Vivimos un período de elecciones en que se nos bombardea por los diferentes medios, periodísticos y publicitarios, con mensajes políticos.
Es difícil no sentirse algo estafados por esa sucesión de promesas vagas en una carrera feroz por el quién da más.
Todos nos sentimos de alguna manera más cercanos a algún líder o espectro político, aunque sea difícil encontrar aquél que colme nuestras aspiraciones.
La política es difícil, tener en cuenta todos los factores que confluyen en la dinámica de una sociedad y construir un mensaje creíble, factible y sano no es cosa fácil; pero hay que reivindicar la política como necesaria y a los políticos como personas válidas. Un buen político, en esencia, es o debe ser una persona implicada, comprometida y generosa. Debe serlo porque está poniendo muy alto en su escala de valores el bien público. Salvando excepciones, la gran mayoría de los políticos luchan por ideales en los que ellos consideran que se deben sustentar las reglas para hacer de la nuestra una sociedad más justa.
En esta situación hay algo que me molesta especialmente y de lo que todos alguna vez hemos pecado: dar por supuesta la afinidad política en el otro. Ridiculizar a Zapatero, a Rajoy o a Llamazares, a los de derechas o a los de izquierda, a los nacionalistas o a los que no lo son, cuando estamos en reuniones de amigos, compañeros de trabajo o simplemente conocidos, en las que no necesariamente sabemos cómo respira el otro.

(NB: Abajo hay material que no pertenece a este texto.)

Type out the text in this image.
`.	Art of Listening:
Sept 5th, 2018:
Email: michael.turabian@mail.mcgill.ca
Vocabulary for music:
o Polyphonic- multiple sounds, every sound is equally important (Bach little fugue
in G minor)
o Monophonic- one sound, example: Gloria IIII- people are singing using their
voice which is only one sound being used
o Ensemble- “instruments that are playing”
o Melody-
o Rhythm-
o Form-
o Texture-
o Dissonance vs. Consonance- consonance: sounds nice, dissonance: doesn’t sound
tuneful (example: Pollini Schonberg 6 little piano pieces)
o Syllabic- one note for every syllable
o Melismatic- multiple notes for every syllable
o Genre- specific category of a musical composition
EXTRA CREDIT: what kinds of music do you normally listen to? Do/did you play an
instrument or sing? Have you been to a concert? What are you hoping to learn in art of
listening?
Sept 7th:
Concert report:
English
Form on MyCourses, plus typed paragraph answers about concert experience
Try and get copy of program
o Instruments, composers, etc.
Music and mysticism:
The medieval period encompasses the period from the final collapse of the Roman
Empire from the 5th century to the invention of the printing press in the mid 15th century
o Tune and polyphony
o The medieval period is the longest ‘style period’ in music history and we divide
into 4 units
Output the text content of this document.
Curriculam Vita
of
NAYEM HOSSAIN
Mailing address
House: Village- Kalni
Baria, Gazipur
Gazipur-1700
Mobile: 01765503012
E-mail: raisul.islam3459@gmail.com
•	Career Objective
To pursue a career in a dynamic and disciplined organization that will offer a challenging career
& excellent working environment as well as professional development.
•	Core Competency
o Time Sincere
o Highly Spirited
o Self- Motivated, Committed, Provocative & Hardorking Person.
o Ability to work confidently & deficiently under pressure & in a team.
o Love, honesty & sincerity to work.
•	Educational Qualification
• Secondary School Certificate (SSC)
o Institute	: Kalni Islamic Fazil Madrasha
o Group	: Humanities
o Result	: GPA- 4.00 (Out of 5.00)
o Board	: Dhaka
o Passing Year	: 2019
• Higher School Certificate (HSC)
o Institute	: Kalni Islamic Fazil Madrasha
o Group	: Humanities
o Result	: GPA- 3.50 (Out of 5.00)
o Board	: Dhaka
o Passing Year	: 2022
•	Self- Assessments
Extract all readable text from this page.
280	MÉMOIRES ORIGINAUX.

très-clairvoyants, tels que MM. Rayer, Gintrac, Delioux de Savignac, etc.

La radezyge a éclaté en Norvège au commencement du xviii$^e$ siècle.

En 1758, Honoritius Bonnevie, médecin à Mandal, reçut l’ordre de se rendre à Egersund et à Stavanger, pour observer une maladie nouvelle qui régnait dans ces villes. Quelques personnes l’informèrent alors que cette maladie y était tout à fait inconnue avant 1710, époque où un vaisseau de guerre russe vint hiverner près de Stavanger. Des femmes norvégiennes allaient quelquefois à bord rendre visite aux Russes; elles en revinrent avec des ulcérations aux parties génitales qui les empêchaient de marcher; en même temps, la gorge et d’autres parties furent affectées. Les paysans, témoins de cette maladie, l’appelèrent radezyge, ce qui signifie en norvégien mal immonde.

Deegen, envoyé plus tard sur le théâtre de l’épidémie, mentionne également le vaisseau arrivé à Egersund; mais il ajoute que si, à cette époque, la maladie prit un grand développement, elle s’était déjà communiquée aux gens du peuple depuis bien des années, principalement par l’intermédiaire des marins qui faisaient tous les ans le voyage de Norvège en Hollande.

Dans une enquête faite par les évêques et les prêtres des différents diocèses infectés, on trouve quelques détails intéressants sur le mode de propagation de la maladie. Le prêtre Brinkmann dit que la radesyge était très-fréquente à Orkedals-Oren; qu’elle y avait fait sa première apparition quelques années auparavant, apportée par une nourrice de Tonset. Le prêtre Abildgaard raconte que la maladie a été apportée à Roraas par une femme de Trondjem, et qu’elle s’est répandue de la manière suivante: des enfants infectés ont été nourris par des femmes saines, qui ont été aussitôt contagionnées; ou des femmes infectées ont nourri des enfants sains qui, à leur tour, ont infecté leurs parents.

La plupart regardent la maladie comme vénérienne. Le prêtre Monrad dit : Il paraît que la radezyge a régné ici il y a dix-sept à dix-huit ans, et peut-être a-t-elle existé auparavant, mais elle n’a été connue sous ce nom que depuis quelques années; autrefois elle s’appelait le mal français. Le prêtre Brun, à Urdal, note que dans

Creo que no nos debemos permitir el anatemizar a ningún líder político en público por respeto a quien puede no compartir esa opinión. Salvando el reducido círculo de las personas más íntimamente unidas a nosotros, dar por supuesto en el otro determinadas afinidades políticas es un gran error.
La verdadera democracia es poder opinar teniendo en cuenta siempre que quien se toma el café o la cerveza con nosotros tiene tanto derecho como tú a creer que la suya es la mejor opción política.